We kick off the series with lead architect, Dave Green, from British online fashion retailer ASOS, to take a closer look at their design goals and approach for moving from a locally-operated monolith to a fully architected built-for-Cloud online retail system.

Breaking down the monolith

Founded almost two decades ago, ASOS was ahead of its time establishing a fully-online retail presence. The company has a growing customer base of 14 million customers, spanning 230 countries worldwide. Their exponential growth resulted in the need to move beyond a single currency and support multiple languages.

This meant building in more agility, scale and efficiency into their tech architecture. Rather than perform a lift and shift migration, the team decided to adopt a cloud-native, microservices architecture from scratch for faster iteration and release of new features.

Then they set to work breaking down their monolithic retail app which comprised stateful, intertwined services into core microservices, swapping out functions from the monolith piece-by-piece.

As Dave Green explains, core to their approach was the decoupling of their presentation layer from their compute layer. This gave them more freedom to easily add or change features and scale their developer teams to work on multiple features at once. Further, as each service maintains its own state and data, this made it easier to scale the data layer and compute layer independently.

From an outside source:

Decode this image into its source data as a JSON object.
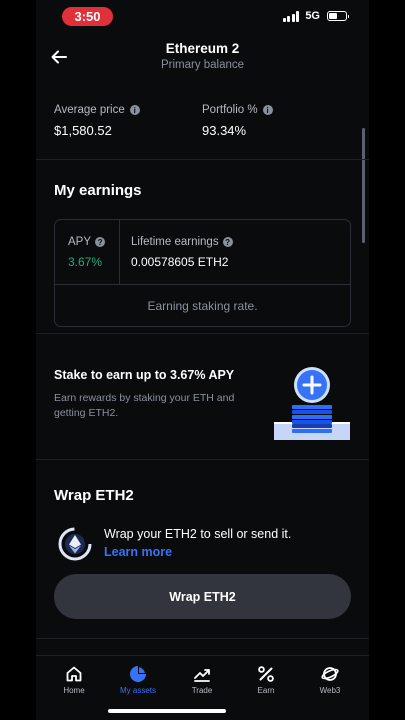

Multi-geo footprint and performance

Breaking down the monolith and moving core services to the Cloud also enabled them to architect for greater performance and resiliency for their global customer base. This included geo-redundancy across North and West EU regions, where most of their customers reside with a handful of core services sensitive to latency, running in Asian and North American regions.

The combined approach with Cloud microservices, paid off on some of their busiest shopping days. This includes Black Friday, where they saw an increase in peak order handling from 9 orders per second using their original monolith retail system to 33 orders per seconds with their Cloud microservices architected system.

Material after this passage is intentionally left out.